On In Our Nature, Gonzalez takes the basic elements of an acoustic troubadour's craft and explores their possibilities, not only as ingredients of songs, but as sounds to be enjoyed in their own right. A stray breath, the buzzing of guitar strings, a hand scraping across the frets: these are all shades in Gonzalez's palette. The biggest embellishment you're likely to hear is a metronomic foot-tap, subtle hand percussion, or a backing vocal by Little Dragon's Yukimi Nagamo. Where the Knife's "haunted house" sound is informed by minimal techno, Gonzalez's lo-fi acoustic guitar music could be dubbed "minimal folk."
Or "minimal folk-pop," if you prefer. Like British folkie John Martyn on 1973's Solid Air, Gonzalez has a reassuringly airy voice and the intricate finger-picking of a leftfield jazz aficionado. Plus, there are plenty of hooks in his spare melodies and still sparer lyrics. Whether a political statement, a musing on sin, or a stark depiction of a troubled relationship, first video selection "Down the Line" is entrancing beyond its slightly distorted strums, droning treble strings, or clicking percussion. "It's all about compromising," Gonzalez sighs into what he calls "the darkness."
The fire and brimstone from classic American folk (and its folk-rock inheritors) is often detectable behind Gonzalez textures.
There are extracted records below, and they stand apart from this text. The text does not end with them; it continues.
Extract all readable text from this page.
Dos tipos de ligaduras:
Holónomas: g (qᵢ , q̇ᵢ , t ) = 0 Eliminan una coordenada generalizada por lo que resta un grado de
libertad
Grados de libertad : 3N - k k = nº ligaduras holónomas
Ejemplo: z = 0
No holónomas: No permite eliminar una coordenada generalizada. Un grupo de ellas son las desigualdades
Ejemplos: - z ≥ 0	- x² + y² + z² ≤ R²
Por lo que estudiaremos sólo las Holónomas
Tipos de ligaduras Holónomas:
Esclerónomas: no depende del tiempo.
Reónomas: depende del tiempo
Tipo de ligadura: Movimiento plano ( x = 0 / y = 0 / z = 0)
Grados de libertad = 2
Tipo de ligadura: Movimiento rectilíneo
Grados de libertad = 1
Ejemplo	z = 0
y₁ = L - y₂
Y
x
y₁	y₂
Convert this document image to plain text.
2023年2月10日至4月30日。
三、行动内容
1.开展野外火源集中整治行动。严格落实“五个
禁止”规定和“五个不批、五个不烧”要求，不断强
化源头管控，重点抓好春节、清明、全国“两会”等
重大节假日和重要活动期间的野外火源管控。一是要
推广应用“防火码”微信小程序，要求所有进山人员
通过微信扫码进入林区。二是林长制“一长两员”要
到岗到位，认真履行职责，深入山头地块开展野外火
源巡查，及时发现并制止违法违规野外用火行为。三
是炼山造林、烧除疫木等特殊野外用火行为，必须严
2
For all its sleepy off-mic mumbling and uncluttered finger-picking, "Abram" reads as a shot against religion: "Even though you mean well (well, most of the time)/ You made a delusion and created lies in our minds." And from the first breaths of bloodstained opener "How Low", In Our Nature is haunted by the ugliness of war. With one of the more memorable, faster-paced guitar figures on the album, second video selection "Killing for Love" could be an indictment of blood lust, if not the lust in our hearts.
The preaching occasionally turns slightly pat. The title track trudges a bit, and its repetitions ("It's in our nature," or, "Put down your gun") don't make the dark theme more arresting. Closer "Cycling Trivialities" shows Gonzalez at his most vulnerable, with a stream of plangent notes bubbling out from an unaccompanied guitar, and while the song's sense of futility-- capping off an album heavy with the stuff-- gets pretty powerful, an extended outro and the awkward title phrase itself find Gonzalez in a rare moment of unwarranted excess.
Nevertheless, even the least striking tracks have their electrifying moments: Take "Time to Send Someone Away", which sets weary defiance over handclaps, or "Fold", which casts up a gentle plea against the better of its own hard-earned wisdom. Opening with a yawn, "The Nest" adds the bagpipe-like keyboard playing of Hakan Wirenstrand before ending in the hiss of amplified dead air.
Like its predecessor, In Our Nature is a collection of sparse acoustic recordings. But it's a more thoughtful and atmospheric work than either Veneer or last year's Stay in the Shade EP-- one that suggests Gonzalez has enough talent to make good on the lofty Pink Moon comparisons. And for the first time, the cover-- an urgent acoustic rendition of Massive Attack's "Teardrop"-- isn't even the album's best track.